Sortie de crise pour Keolis à Boston

Le 30 mars est à marquer d’une pierre blanche par Keolis : c’est la date de sortie de la situation de crise aiguë que l’entreprise connaissait à Boston depuis le démarrage en juillet dernier de l’exploitation des trains de banlieue. Keolis Commuter Services, une coentreprise réunissant Keolis (60 %) et sa maison mère la SNCF (40 %) cumulait en effet depuis lors les pénalités pour des retards à répétition, des trains jugés sales et des problèmes d’effectifs. Un hiver particulièrement rigoureux à Boston n’a rien arrangé et les pénalités se sont encore montées en février à 434 425 dollars (406 575 euros) du fait des retards et à 434 425 dollars également pour des problèmes de propreté notamment. Soit dans les deux cas le montant maximum prévu par le contrat (en janvier, les pénalités s’étaient élevées aussi à 434 425 dollars pour les retards et à 273 000 dollars pour les autres motifs). Les négociations engagées par le groupe français avec l'autorité organisatrice MBTA (Massachussetts Bay Transportation Authority) pour éviter ces amendes en invoquant des conditions climatiques exceptionnelles ont échoué. Résultat, le cumul des pénalités infligées depuis juillet par MBTA se monte à plus de 4 millions de dollars (3,74 millions d'euros), selon le Boston Globe du 10 avril !

En mars, la situation s'est améliorée. A peu près 80 % des trains étaient à l’heure le mois dernier, selon le Boston Globe qui précise que l’entreprise française a mis plusieurs semaines à rétablir la situation après les tempêtes de neige qui ont sévi.

Pour y parvenir, Keolis a employé les grands moyens, en réorganisant le management et en envoyant sur place pour plusieurs mois Bruno Auger, directeur de la division Rail, chargé de rétablir de bonnes relations avec les Américains. Mais, interrogé par VR&T, Bernard Tabary, le directeur exécutif groupe-international de Keolis relativise : « Pendant la période de crise, nous avons eu recours à des compétences françaises, suédoises, anglaises. Il y a eu un léger changement dans l’équipe de management de Boston, mais deux nominations dans l’équipe de direction, sur une douzaine de personnes, ce n’est pas une révolution managériale. Il y a eu des ajustements dans l’équipe de management. Grâce à un travail conjoint de l’équipe de Keolis et des autorités, nous sommes revenus à un niveau considéré comme satisfaisant. »

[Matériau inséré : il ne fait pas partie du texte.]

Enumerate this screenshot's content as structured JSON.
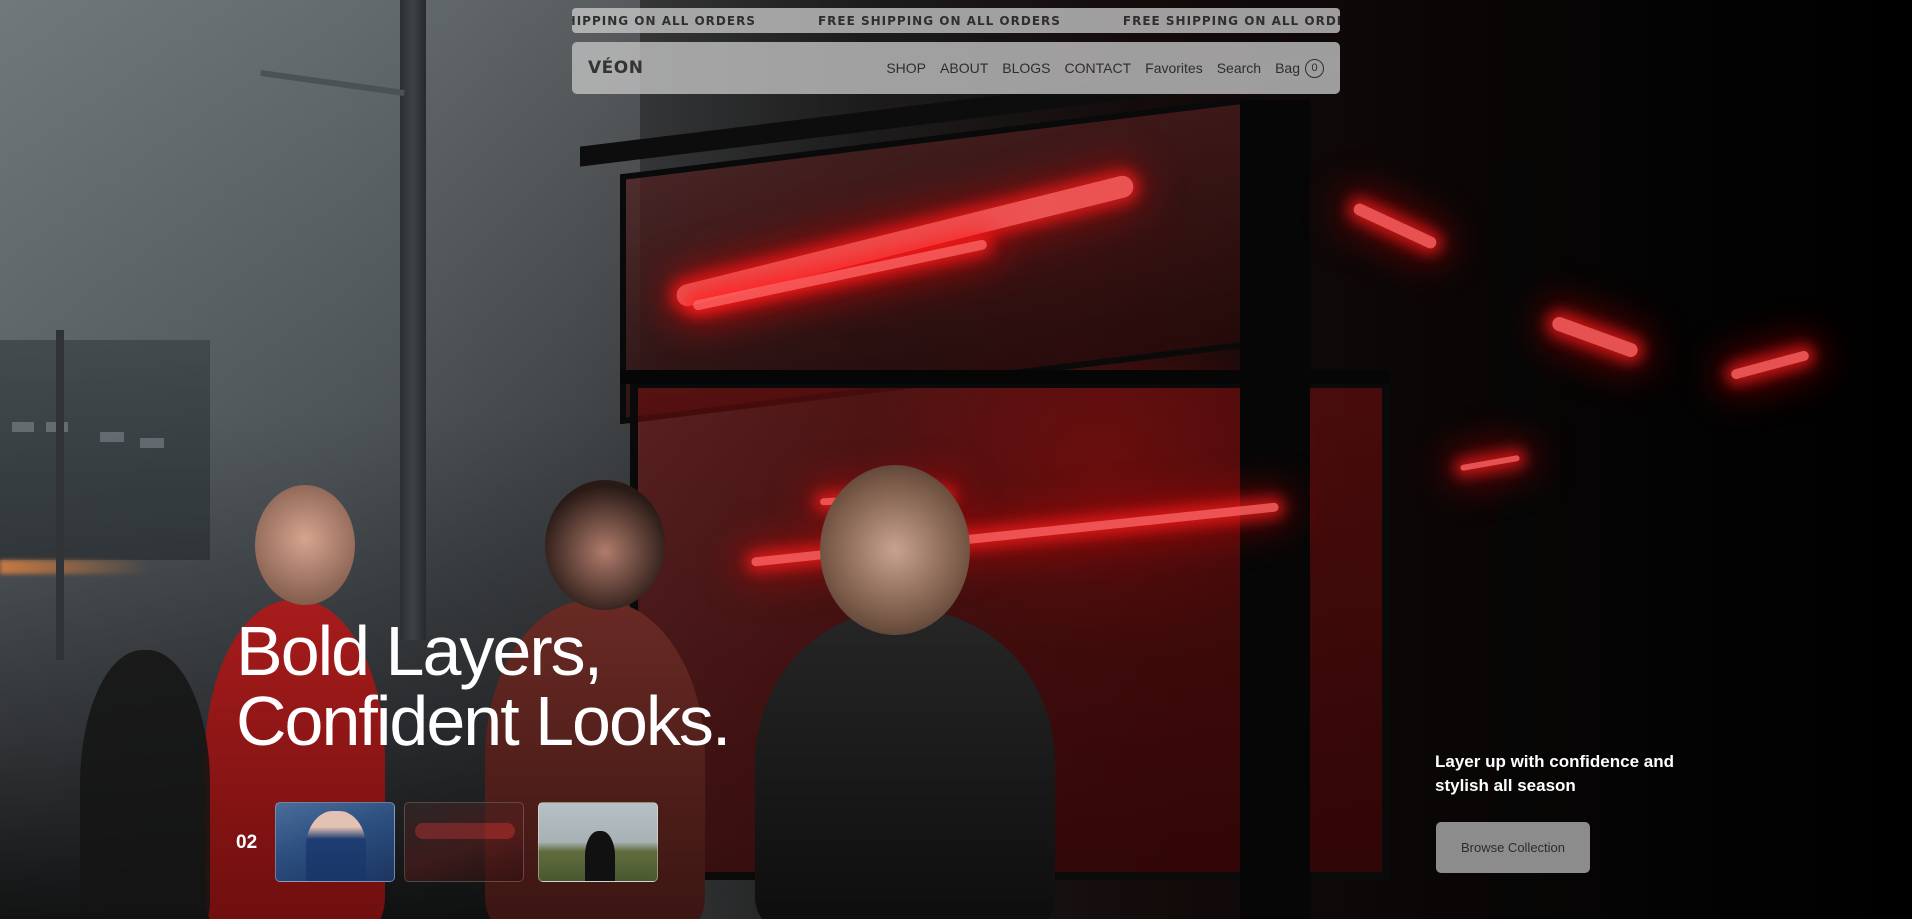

Et d’ajouter : « C’est simple, on avait annoncé le retour au service pour le 30 mars et le 30 mars le service est revenu à 100 % comme annoncé. Les équipes du gouverneur et de l’autorité nous en ont remercié. Aujourd’hui, la neige a fondu. Le service tourne selon les horaires classiques. La crise hivernale du début 2015 a été gérée. »

Reste que Keolis n’en a pas fini avec Boston. Le contrat est difficile et pourrait s’avérer coûteux. Il va falloir maintenant s’employer à effacer ce fâcheux et long épisode pour ne pas entacher la réputation de l’entreprise alors que l’heure est à la conquête de nouveaux territoires.